PUNIÇÃO

Itália criminaliza barriga de aluguel no exterior, em revés para casais inférteis e LGBTQIA+

Nova lei punirá italianos que busquem o procedimento até em países onde ele é permitido, incluindo a barriga de aluguel num seleto grupo de crimes que transcende fronteiras, como terrorismo e genocídio

Bandeira da Itália - Pixabay/Reprodução

A Itália aprovou uma lei nesta quarta-feira que criminaliza a busca de barriga de aluguel no exterior, uma medida que, segundo o governo de extrema direita do país, protegeria a dignidade das mulheres.

Críticos, por outro lado, veem a medida como mais uma forma de repressão da primeira-ministra Giorgia Meloni às famílias LGBTQIA+, já que a lei tornará praticamente impossível que pais e mães homossexuais tenham filhos.

A barriga de aluguel já é ilegal na Itália.

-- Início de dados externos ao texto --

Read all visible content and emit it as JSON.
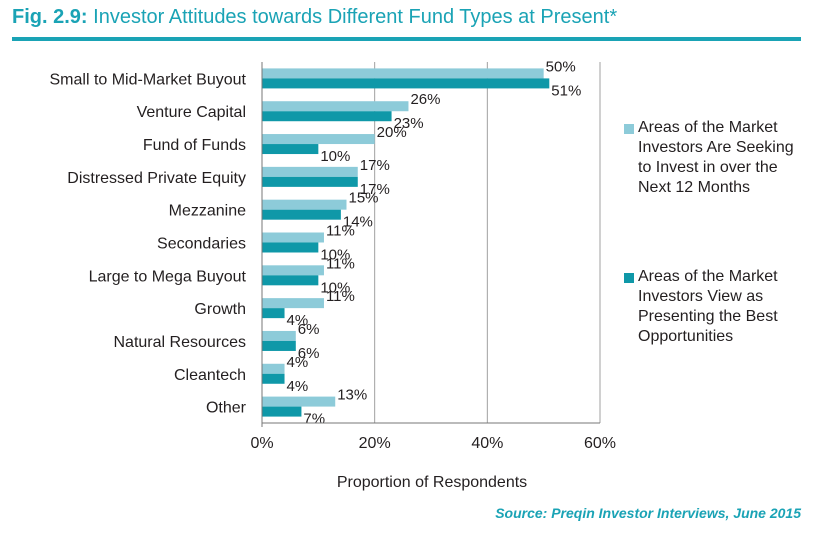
{
  "figure": {
    "number": "Fig. 2.9:",
    "title": "Investor Attitudes towards Different Fund Types at Present*"
  },
  "source": "Source: Preqin Investor Interviews, June 2015",
  "colors": {
    "accent": "#1aa3b5",
    "series_light": "#8dcbd9",
    "series_dark": "#0f98a8",
    "grid": "#a0a0a0"
  },
  "chart_data": {
    "type": "bar",
    "orientation": "horizontal",
    "categories": [
      "Small to Mid-Market Buyout",
      "Venture Capital",
      "Fund of Funds",
      "Distressed Private Equity",
      "Mezzanine",
      "Secondaries",
      "Large to Mega Buyout",
      "Growth",
      "Natural Resources",
      "Cleantech",
      "Other"
    ],
    "series": [
      {
        "name": "Areas of the Market Investors Are Seeking to Invest in over the Next 12 Months",
        "color": "#8dcbd9",
        "values": [
          50,
          26,
          20,
          17,
          15,
          11,
          11,
          11,
          6,
          4,
          13
        ],
        "labels": [
          "50%",
          "26%",
          "20%",
          "17%",
          "15%",
          "11%",
          "11%",
          "11%",
          "6%",
          "4%",
          "13%"
        ]
      },
      {
        "name": "Areas of the Market Investors View as Presenting the Best Opportunities",
        "color": "#0f98a8",
        "values": [
          51,
          23,
          10,
          17,
          14,
          10,
          10,
          4,
          6,
          4,
          7
        ],
        "labels": [
          "51%",
          "23%",
          "10%",
          "17%",
          "14%",
          "10%",
          "10%",
          "4%",
          "6%",
          "4%",
          "7%"
        ]
      }
    ],
    "xlabel": "Proportion of Respondents",
    "xlim": [
      0,
      60
    ],
    "xticks": [
      0,
      20,
      40,
      60
    ],
    "xtick_labels": [
      "0%",
      "20%",
      "40%",
      "60%"
    ],
    "grid": true,
    "legend_position": "right"
  }
}
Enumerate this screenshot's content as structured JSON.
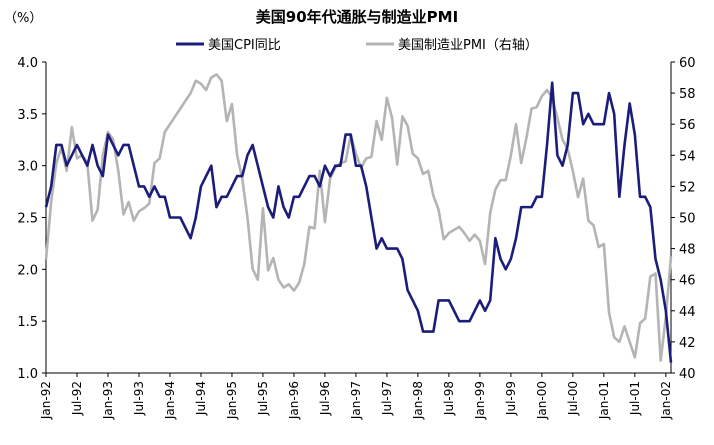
{
  "chart_data": {
    "type": "line",
    "title": "美国90年代通胀与制造业PMI",
    "ylabel_left": "（%）",
    "ylim_left": [
      1.0,
      4.0
    ],
    "yticks_left": [
      "4.0",
      "3.5",
      "3.0",
      "2.5",
      "2.0",
      "1.5",
      "1.0"
    ],
    "ylim_right": [
      40,
      60
    ],
    "yticks_right": [
      "60",
      "58",
      "56",
      "54",
      "52",
      "50",
      "48",
      "46",
      "44",
      "42",
      "40"
    ],
    "x_start": "1992-01",
    "x_ticks": [
      "Jan-92",
      "Jul-92",
      "Jan-93",
      "Jul-93",
      "Jan-94",
      "Jul-94",
      "Jan-95",
      "Jul-95",
      "Jan-96",
      "Jul-96",
      "Jan-97",
      "Jul-97",
      "Jan-98",
      "Jul-98",
      "Jan-99",
      "Jul-99",
      "Jan-00",
      "Jul-00",
      "Jan-01",
      "Jul-01",
      "Jan-02"
    ],
    "legend_position": "top",
    "grid": false,
    "series": [
      {
        "name": "美国CPI同比",
        "axis": "left",
        "color": "#1c1c7a",
        "values": [
          2.6,
          2.8,
          3.2,
          3.2,
          3.0,
          3.1,
          3.2,
          3.1,
          3.0,
          3.2,
          3.0,
          2.9,
          3.3,
          3.2,
          3.1,
          3.2,
          3.2,
          3.0,
          2.8,
          2.8,
          2.7,
          2.8,
          2.7,
          2.7,
          2.5,
          2.5,
          2.5,
          2.4,
          2.3,
          2.5,
          2.8,
          2.9,
          3.0,
          2.6,
          2.7,
          2.7,
          2.8,
          2.9,
          2.9,
          3.1,
          3.2,
          3.0,
          2.8,
          2.6,
          2.5,
          2.8,
          2.6,
          2.5,
          2.7,
          2.7,
          2.8,
          2.9,
          2.9,
          2.8,
          3.0,
          2.9,
          3.0,
          3.0,
          3.3,
          3.3,
          3.0,
          3.0,
          2.8,
          2.5,
          2.2,
          2.3,
          2.2,
          2.2,
          2.2,
          2.1,
          1.8,
          1.7,
          1.6,
          1.4,
          1.4,
          1.4,
          1.7,
          1.7,
          1.7,
          1.6,
          1.5,
          1.5,
          1.5,
          1.6,
          1.7,
          1.6,
          1.7,
          2.3,
          2.1,
          2.0,
          2.1,
          2.3,
          2.6,
          2.6,
          2.6,
          2.7,
          2.7,
          3.2,
          3.8,
          3.1,
          3.0,
          3.2,
          3.7,
          3.7,
          3.4,
          3.5,
          3.4,
          3.4,
          3.4,
          3.7,
          3.5,
          2.7,
          3.2,
          3.6,
          3.3,
          2.7,
          2.7,
          2.6,
          2.1,
          1.9,
          1.6,
          1.1
        ]
      },
      {
        "name": "美国制造业PMI（右轴）",
        "axis": "right",
        "color": "#b4b4b4",
        "values": [
          47.3,
          51.0,
          53.5,
          54.5,
          53.0,
          55.8,
          53.8,
          54.0,
          53.5,
          49.8,
          50.5,
          54.0,
          55.5,
          55.0,
          53.0,
          50.2,
          51.0,
          49.8,
          50.4,
          50.6,
          50.9,
          53.5,
          53.8,
          55.5,
          56.0,
          56.5,
          57.0,
          57.5,
          58.0,
          58.8,
          58.6,
          58.2,
          59.0,
          59.2,
          58.8,
          56.2,
          57.3,
          54.0,
          52.5,
          50.0,
          46.7,
          46.0,
          50.6,
          46.6,
          47.4,
          46.0,
          45.5,
          45.7,
          45.3,
          45.8,
          47.0,
          49.4,
          49.3,
          53.0,
          49.7,
          52.5,
          53.2,
          53.5,
          53.6,
          55.3,
          54.1,
          53.2,
          53.8,
          53.9,
          56.2,
          55.0,
          57.7,
          56.4,
          53.4,
          56.5,
          55.9,
          54.1,
          53.8,
          52.8,
          53.0,
          51.4,
          50.5,
          48.6,
          49.0,
          49.2,
          49.4,
          49.0,
          48.5,
          48.9,
          48.5,
          47.0,
          50.3,
          51.8,
          52.4,
          52.4,
          54.0,
          56.0,
          53.5,
          55.1,
          57.0,
          57.1,
          57.8,
          58.2,
          57.7,
          56.4,
          55.0,
          54.4,
          53.0,
          51.3,
          52.5,
          49.8,
          49.5,
          48.1,
          48.3,
          43.9,
          42.3,
          42.0,
          43.0,
          42.0,
          41.0,
          43.2,
          43.5,
          46.2,
          46.4,
          40.8,
          43.6,
          47.5
        ]
      }
    ]
  }
}
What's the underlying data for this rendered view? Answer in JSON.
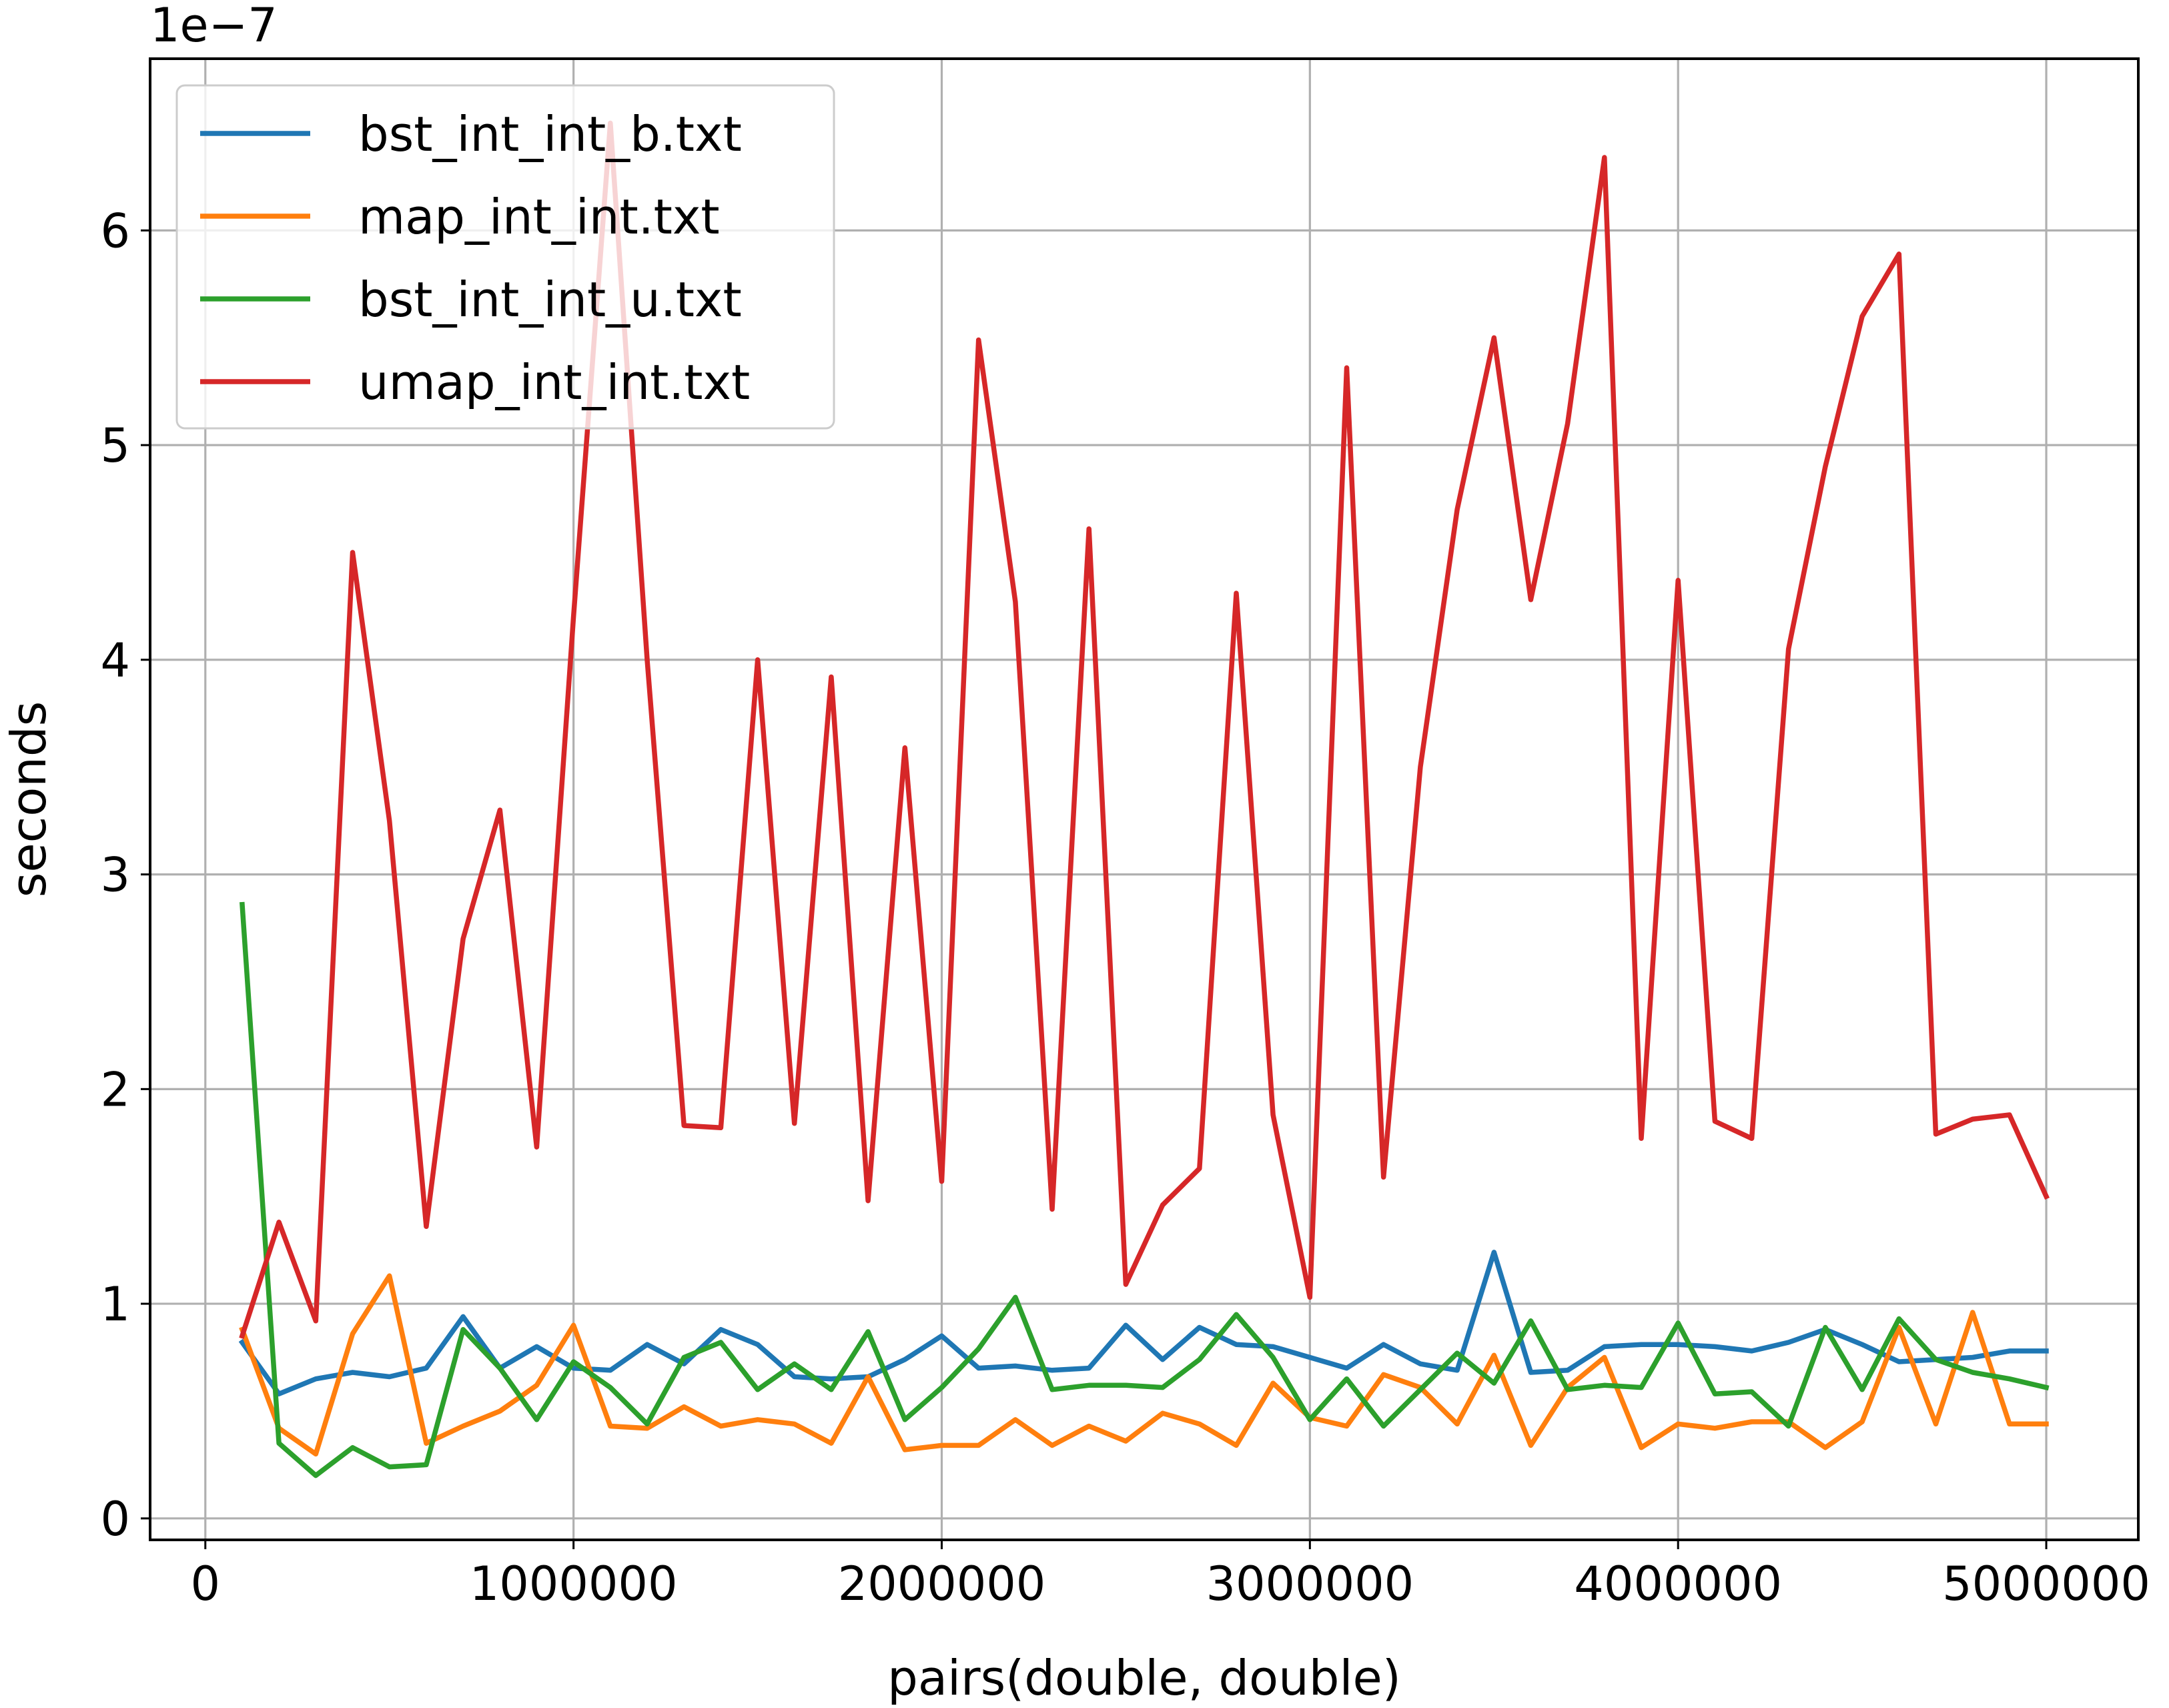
{
  "chart_data": {
    "type": "line",
    "title": "",
    "xlabel": "pairs(double, double)",
    "ylabel": "seconds",
    "y_offset_label": "1e−7",
    "xlim": [
      -150000,
      5250000
    ],
    "ylim": [
      -1e-08,
      6.8e-07
    ],
    "xticks": [
      0,
      1000000,
      2000000,
      3000000,
      4000000,
      5000000
    ],
    "xtick_labels": [
      "0",
      "1000000",
      "2000000",
      "3000000",
      "4000000",
      "5000000"
    ],
    "yticks": [
      0,
      1e-07,
      2e-07,
      3e-07,
      4e-07,
      5e-07,
      6e-07
    ],
    "ytick_labels": [
      "0",
      "1",
      "2",
      "3",
      "4",
      "5",
      "6"
    ],
    "grid": true,
    "legend_position": "top-left",
    "x": [
      100000,
      200000,
      300000,
      400000,
      500000,
      600000,
      700000,
      800000,
      900000,
      1000000,
      1100000,
      1200000,
      1300000,
      1400000,
      1500000,
      1600000,
      1700000,
      1800000,
      1900000,
      2000000,
      2100000,
      2200000,
      2300000,
      2400000,
      2500000,
      2600000,
      2700000,
      2800000,
      2900000,
      3000000,
      3100000,
      3200000,
      3300000,
      3400000,
      3500000,
      3600000,
      3700000,
      3800000,
      3900000,
      4000000,
      4100000,
      4200000,
      4300000,
      4400000,
      4500000,
      4600000,
      4700000,
      4800000,
      4900000,
      5000000
    ],
    "series": [
      {
        "name": "bst_int_int_b.txt",
        "color": "#1f77b4",
        "values": [
          8.2e-08,
          5.8e-08,
          6.5e-08,
          6.8e-08,
          6.6e-08,
          7e-08,
          9.4e-08,
          7e-08,
          8e-08,
          7e-08,
          6.9e-08,
          8.1e-08,
          7.2e-08,
          8.8e-08,
          8.1e-08,
          6.6e-08,
          6.5e-08,
          6.6e-08,
          7.4e-08,
          8.5e-08,
          7e-08,
          7.1e-08,
          6.9e-08,
          7e-08,
          9e-08,
          7.4e-08,
          8.9e-08,
          8.1e-08,
          8e-08,
          7.5e-08,
          7e-08,
          8.1e-08,
          7.2e-08,
          6.9e-08,
          1.24e-07,
          6.8e-08,
          6.9e-08,
          8e-08,
          8.1e-08,
          8.1e-08,
          8e-08,
          7.8e-08,
          8.2e-08,
          8.8e-08,
          8.1e-08,
          7.3e-08,
          7.4e-08,
          7.5e-08,
          7.8e-08,
          7.8e-08
        ]
      },
      {
        "name": "map_int_int.txt",
        "color": "#ff7f0e",
        "values": [
          8.8e-08,
          4.2e-08,
          3e-08,
          8.6e-08,
          1.13e-07,
          3.5e-08,
          4.3e-08,
          5e-08,
          6.2e-08,
          9e-08,
          4.3e-08,
          4.2e-08,
          5.2e-08,
          4.3e-08,
          4.6e-08,
          4.4e-08,
          3.5e-08,
          6.6e-08,
          3.2e-08,
          3.4e-08,
          3.4e-08,
          4.6e-08,
          3.4e-08,
          4.3e-08,
          3.6e-08,
          4.9e-08,
          4.4e-08,
          3.4e-08,
          6.3e-08,
          4.7e-08,
          4.3e-08,
          6.7e-08,
          6.1e-08,
          4.4e-08,
          7.6e-08,
          3.4e-08,
          6.1e-08,
          7.5e-08,
          3.3e-08,
          4.4e-08,
          4.2e-08,
          4.5e-08,
          4.5e-08,
          3.3e-08,
          4.5e-08,
          8.9e-08,
          4.4e-08,
          9.6e-08,
          4.4e-08,
          4.4e-08
        ]
      },
      {
        "name": "bst_int_int_u.txt",
        "color": "#2ca02c",
        "values": [
          2.86e-07,
          3.5e-08,
          2e-08,
          3.3e-08,
          2.4e-08,
          2.5e-08,
          8.8e-08,
          7e-08,
          4.6e-08,
          7.3e-08,
          6.1e-08,
          4.4e-08,
          7.5e-08,
          8.2e-08,
          6e-08,
          7.2e-08,
          6e-08,
          8.7e-08,
          4.6e-08,
          6.1e-08,
          7.9e-08,
          1.03e-07,
          6e-08,
          6.2e-08,
          6.2e-08,
          6.1e-08,
          7.4e-08,
          9.5e-08,
          7.5e-08,
          4.6e-08,
          6.5e-08,
          4.3e-08,
          6e-08,
          7.7e-08,
          6.3e-08,
          9.2e-08,
          6e-08,
          6.2e-08,
          6.1e-08,
          9.1e-08,
          5.8e-08,
          5.9e-08,
          4.3e-08,
          8.9e-08,
          6e-08,
          9.3e-08,
          7.4e-08,
          6.8e-08,
          6.5e-08,
          6.1e-08
        ]
      },
      {
        "name": "umap_int_int.txt",
        "color": "#d62728",
        "values": [
          8.5e-08,
          1.38e-07,
          9.2e-08,
          4.5e-07,
          3.25e-07,
          1.36e-07,
          2.7e-07,
          3.3e-07,
          1.73e-07,
          4.2e-07,
          6.5e-07,
          4e-07,
          1.83e-07,
          1.82e-07,
          4e-07,
          1.84e-07,
          3.92e-07,
          1.48e-07,
          3.59e-07,
          1.57e-07,
          5.49e-07,
          4.27e-07,
          1.44e-07,
          4.61e-07,
          1.09e-07,
          1.46e-07,
          1.63e-07,
          4.31e-07,
          1.88e-07,
          1.03e-07,
          5.36e-07,
          1.59e-07,
          3.5e-07,
          4.7e-07,
          5.5e-07,
          4.28e-07,
          5.1e-07,
          6.34e-07,
          1.77e-07,
          4.37e-07,
          1.85e-07,
          1.77e-07,
          4.05e-07,
          4.9e-07,
          5.6e-07,
          5.89e-07,
          1.79e-07,
          1.86e-07,
          1.88e-07,
          1.5e-07
        ]
      }
    ]
  }
}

No entanto, o governo de Meloni prometeu ampliar a proibição para punir italianos que buscassem o procedimento em países onde ela é legal, como os Estados Unidos. Dessa forma, a prática passa a integrar um seleto grupo de crimes que transcende fronteiras, como terrorismo e genocídio.

Analistas avaliam a legislação como uma forma de Meloni afirmar suas credenciais conservadoras e apelar para sua base política, que se opõe desproporcionalmente à barriga de aluguel e à adoção por casais homossexuais.

A Itália, sede do Vaticano, já está em uma posição inferior na Europa quando se trata de liberdades civis, e os críticos italianos dizem que, ao impor mais restrições às famílias homossexuais, Meloni adota uma linha particularmente dura.

Mesmo antes de ser aprovada, a lei já havia deixado as famílias homossexuais em pânico. Agora, elas se sentem ainda mais em perigo, uma vez que, de acordo com a nova legislação, podem estar sujeitas a penas de prisão e multas elevadas se buscarem uma barriga de aluguel no exterior.

— É como um caminhão batendo na nossa cara — disse Pierre Molena, que, com seu parceiro, embarcou no longo caminho de buscar uma família por meio da barriga de aluguel no exterior. — Estamos preocupados com nosso futuro e o de nossos filhos.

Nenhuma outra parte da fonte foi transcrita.